July 15, 2003

ONE STAR REVIEW: I love

ONE STAR REVIEW: I love baseball, but I don't care about the All-Star Game, and I have a hard time understanding why anyone does. Sure, it's fun seeing all those superstars together on one field, and the pageantry of the event is cool for the first few minutes, but then, sooner or later, it becomes just another game- one that everyone instantly forgets less than 24 hours later. The only reason anybody remembers last year's game is because it had the one outcome no baseball game is ever, ever, supposed to have- a tie.
This year the buffoon responsible for that embarrasment, Commissioner Bud Selig, has come up with an even more misguided idea: the league that wins the All-Star Game will be awarded home-field advantage in the World Series. Fans and sportswriters alike have been nearly unanimous in their dislike of this asinine new development; clearly, one has nothing to do with the other, and there's no reason not to give home-field to the team with the better record, as every other sport does. Like every other Selig idea since he took over as commish, it's an underhanded grab for ratings- and just like every other Selig grab for ratings, it's likely to fail.
But what's even worse are these stupid "controversies" over players getting "snubbed"- nearly all of which are alleviated when, due to injuries and/or no-shows, subsitutions are named to the team.

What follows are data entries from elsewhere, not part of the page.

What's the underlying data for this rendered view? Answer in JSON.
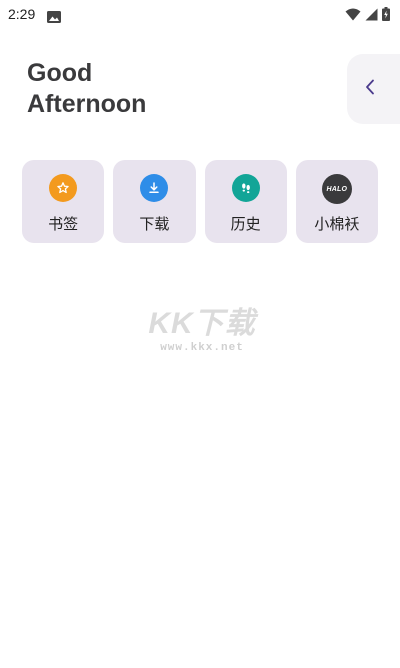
{
  "status_bar": {
    "time": "2:29",
    "icons": [
      "gallery-icon",
      "wifi-icon",
      "cellular-icon",
      "battery-charging-icon"
    ]
  },
  "greeting": {
    "line1": "Good",
    "line2": "Afternoon"
  },
  "collapse_button": {
    "icon": "chevron-left-icon"
  },
  "tiles": [
    {
      "label": "书签",
      "icon": "star-bookmark-icon",
      "color": "#F39A1E"
    },
    {
      "label": "下载",
      "icon": "download-icon",
      "color": "#2E8DE8"
    },
    {
      "label": "历史",
      "icon": "footprints-icon",
      "color": "#12A597"
    },
    {
      "label": "小棉袄",
      "icon": "halo-logo-icon",
      "icon_text": "HALO",
      "color": "#3A3A3C"
    }
  ],
  "watermark": {
    "logo": "KK下载",
    "url": "www.kkx.net"
  },
  "colors": {
    "tile_background": "#E8E3EE",
    "greeting_text": "#3A3A3C",
    "collapse_background": "#F4F3F6",
    "accent": "#4A3A8C"
  }
}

This year each league had 34 players named to the original roster- and that's not included the dozen or so since named as "replacements." This practice reached a nadir today when, already having arrived in Chicago, Oakland's Barry Zito was shunted off the All-Star team without warning in favor of Roger Clemens-and was informed of the decision not by his team or the league, but by a reporter.
I say if you're going in this direction anyway, turn it into the sort of game depicted in the W.P. Kinsella novella "The Iowa Baseball Confederacy"- 80 innings, with hundreds of players on each side and constant substitutions. Want ratings? Run it as a ten-part, "Band of Brothers"-like miniseries.

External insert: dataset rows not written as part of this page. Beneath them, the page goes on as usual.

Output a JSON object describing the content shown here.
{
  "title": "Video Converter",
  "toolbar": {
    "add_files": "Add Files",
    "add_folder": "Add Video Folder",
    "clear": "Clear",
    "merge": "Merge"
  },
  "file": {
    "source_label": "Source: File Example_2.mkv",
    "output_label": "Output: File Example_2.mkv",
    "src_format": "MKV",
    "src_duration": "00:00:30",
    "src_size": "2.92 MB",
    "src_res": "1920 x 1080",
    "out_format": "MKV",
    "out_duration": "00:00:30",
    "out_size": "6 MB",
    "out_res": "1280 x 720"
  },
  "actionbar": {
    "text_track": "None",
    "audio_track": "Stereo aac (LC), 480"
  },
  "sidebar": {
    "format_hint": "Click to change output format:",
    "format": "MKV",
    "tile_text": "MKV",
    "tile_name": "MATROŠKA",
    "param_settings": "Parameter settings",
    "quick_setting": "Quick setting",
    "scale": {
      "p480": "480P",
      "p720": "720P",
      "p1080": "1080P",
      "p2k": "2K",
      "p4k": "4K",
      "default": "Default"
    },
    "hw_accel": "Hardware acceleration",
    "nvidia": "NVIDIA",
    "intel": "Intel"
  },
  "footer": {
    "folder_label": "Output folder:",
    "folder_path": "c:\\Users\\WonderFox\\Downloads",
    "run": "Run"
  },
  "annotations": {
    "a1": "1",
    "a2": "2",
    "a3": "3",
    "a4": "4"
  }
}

I'll be at the Springsteen show so I won't even be watching the All-Star Game; today was hard enough, as one of only two days out of the entire year (Wednesday being the other) with no scheduled games of any big-four professional sport. The baseball event I am looking forward to this week? The three-hour mock trial of Pete Rose, showing on ESPN Thursday. It's Alan Dershowitz vs. Johnnie Cochran; I can't wait to see what they say when the inevitable Rose vs. OJ comparison comes up.